ES Index Rate drops after every few hours

Hi,

We are observing a drop in ES index rate after every few hours. We have indexes created on daily basis and data is pushed into ES from logstash. In a day we expect 8 billion documents pushed to given day index. At times we see Index rate close to 600,000 /s for total shards and 350,000 /s for primary shards and then after sometime it gets dropped drastically to 22,000 /s. Any pointers that I can check for drop in Index rate after every few hours?

Thanks

Which version of Elasticsearch are you using?

How many indices and shards are you actively indexing into?

Is there any pattern around when you see the maximum throughput and when it is lower, e.g. starts out fast and gets gradually slower over time?

Are you just indexing new data or also performing updtes and/or deletes?

Are you using a custom ID or allowing Elasticsearch to set the ID?

What type of storage are you using? Local SSDs?

Please find answers below

Which version of Elasticsearch are you using? 7.17.8

How many indices and shards are you actively indexing into? Currently indexing is going on 9 indexes created from 3 index templates. Index from template 1 has 30 shards and 1 replica, Index from template 2 has 15 shards and 1 replica, Index from template 3 has 10 shards and 1 replica

Is there any pattern around when you see the maximum throughput and when it is lower, e.g. starts out fast and gets gradually slower over time? When index rate drops drastically, I could see I/O utilization touches 100% on busy nodes.

Are you just indexing new data or also performing updtes and/or deletes? We are indexing new data

Are you using a custom ID or allowing Elasticsearch to set the ID? We are using custom id

What type of storage are you using? Local SSDs? HDD

Our more pointer I want to tell you our shard size is greater than recommended 20-50 GB shard size. Usually our per shard data is around 100 GB. Not sure whether it will help.

How many nodes performing indexing do you have in the cluster?

This seems a lot of shards to index into.
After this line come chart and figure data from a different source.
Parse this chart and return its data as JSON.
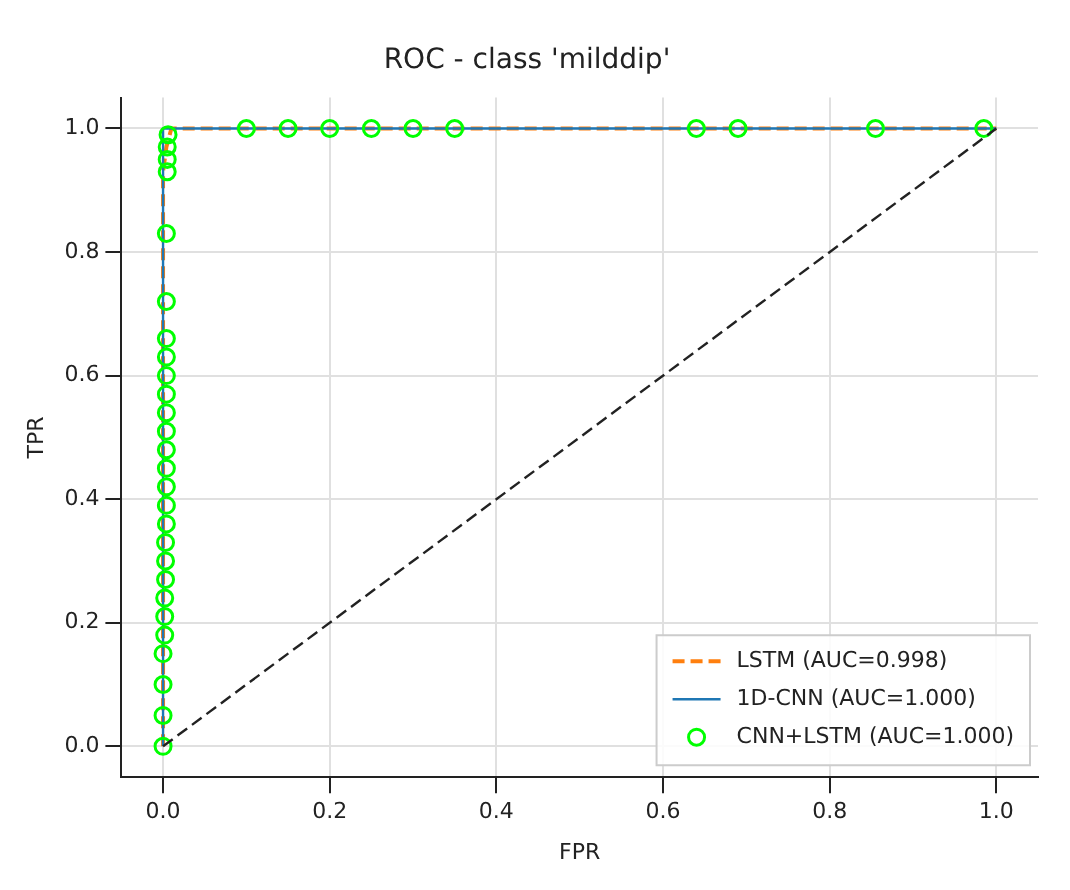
{
  "chart_data": {
    "type": "line",
    "title": "ROC - class 'milddip'",
    "xlabel": "FPR",
    "ylabel": "TPR",
    "xlim": [
      -0.05,
      1.05
    ],
    "ylim": [
      -0.05,
      1.05
    ],
    "xticks": [
      {
        "value": 0,
        "label": "0.0"
      },
      0.2,
      0.4,
      0.6,
      0.8,
      {
        "value": 1,
        "label": "1.0"
      }
    ],
    "yticks": [
      {
        "value": 0,
        "label": "0.0"
      },
      0.2,
      0.4,
      0.6,
      0.8,
      {
        "value": 1,
        "label": "1.0"
      }
    ],
    "grid": true,
    "legend": "bottom right",
    "series": [
      {
        "name": "LSTM (AUC=0.998)",
        "color": "#ff7f0e",
        "line_style": "dashed",
        "marker": "none",
        "x": [
          0,
          0,
          0.004,
          0.01,
          1
        ],
        "values": [
          0,
          0.93,
          0.97,
          1,
          1
        ]
      },
      {
        "name": "1D-CNN (AUC=1.000)",
        "color": "#1f77b4",
        "line_style": "solid",
        "marker": "none",
        "x": [
          0,
          0,
          1
        ],
        "values": [
          0,
          1,
          1
        ]
      },
      {
        "name": "CNN+LSTM (AUC=1.000)",
        "type": "scatter",
        "color": "#00ff00",
        "marker": "circle",
        "x": [
          0,
          0,
          0,
          0,
          0.002,
          0.002,
          0.002,
          0.003,
          0.003,
          0.003,
          0.004,
          0.004,
          0.004,
          0.004,
          0.004,
          0.004,
          0.004,
          0.004,
          0.004,
          0.004,
          0.004,
          0.004,
          0.004,
          0.005,
          0.005,
          0.005,
          0.006,
          0.1,
          0.15,
          0.2,
          0.25,
          0.3,
          0.35,
          0.64,
          0.69,
          0.855,
          0.985
        ],
        "values": [
          0,
          0.05,
          0.1,
          0.15,
          0.18,
          0.21,
          0.24,
          0.27,
          0.3,
          0.33,
          0.36,
          0.39,
          0.42,
          0.45,
          0.48,
          0.51,
          0.54,
          0.57,
          0.6,
          0.63,
          0.66,
          0.72,
          0.83,
          0.93,
          0.95,
          0.97,
          0.99,
          1,
          1,
          1,
          1,
          1,
          1,
          1,
          1,
          1,
          1
        ]
      },
      {
        "color": "#222222",
        "line_style": "dashed",
        "marker": "none",
        "x": [
          0,
          1
        ],
        "values": [
          0,
          1
        ]
      }
    ]
  }
}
It is possible that your bulk requests will result in a lot of small writes, which will result in higher IO.

If you are using custom IDs each indexing operation will need to br treated as a potential update and a search through the shard be performed before the data can be written. This results in higher IO and tends to lead to indexing throughput slowing down as shards grow in size.

I would not be surprised if the busy nodes are busy doing merging, which can use a lot of IO for larger shards. Indexing in general is very I/O intensive in Elasticsearch, which is why the docs recommend using SSDs. Writing to a lot of shards using custom IDs is not helping either as you are using HDDs. If you are not updating data and your data is immutable I would recommend letting Elasticsearch assign the document IDs as this will likely improve your throughput and reduce I/O load.
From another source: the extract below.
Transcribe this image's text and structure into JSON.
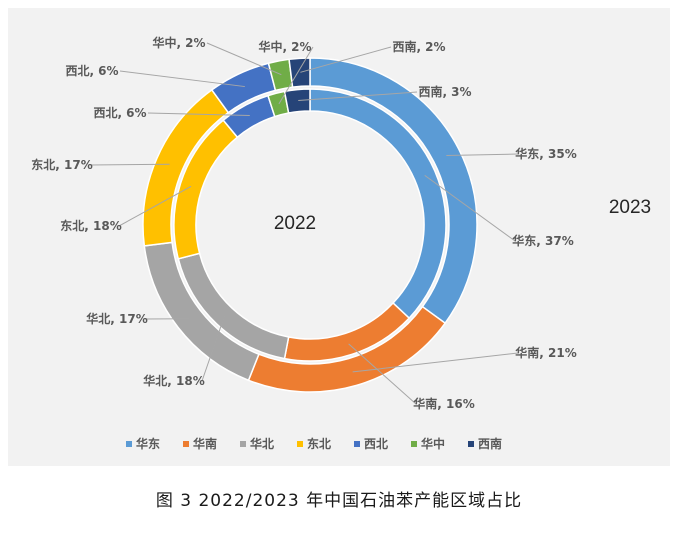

While doing _cat/tasks?detailed i could see that top tasks are related to forcemerge and bulk write has these information. So is the below information referring that merge operation is taking time.

indices:admin/forcemerge transport 1h Force-merge indices max-segments[3] onlyexpungedeletes[false] flush[true]

indices:data/write/bulk transport 19m requests[5000] indices[index name1,indexname2]

indices:data/write/bulk transport 19m requests[84] indices[index name1] [8]

As our index holds data in TBs for current day and even with the current no of primary shards our shard size is greater than recommended 50 GB limit. Taking less number of shards will increase the shard size.

What is the size and specification of your cluster?

I saw you seem to be performing forcemerges. Is your data truly immutable or do you perform updates and/or deletes?

99% of operations are new index data and only in few scenarios we update or delete. I believe this forcemerge is done by ES to merge small segments.

Elasticsearch merge segments in the background. A fircemerge does as far as I know have to be invoked through the APIs. If you have ILM configured I believe this can be configured to perform a forcemerge, but otherwise it is probably invoked from your application at some point.

Just checked yes we have curator running for forcemerge. As we are lagging, so forcemerge started on index on which write operations are going on. Do you think cancelling force merge task using this API (POST _tasks/aitueURTbdu58VeiohTt8A:12345/_cancel) will have repercussion on running. As it is consuming resource and due to which we have drops in index rate.

This topic was automatically closed 28 days after the last reply. New replies are no longer allowed.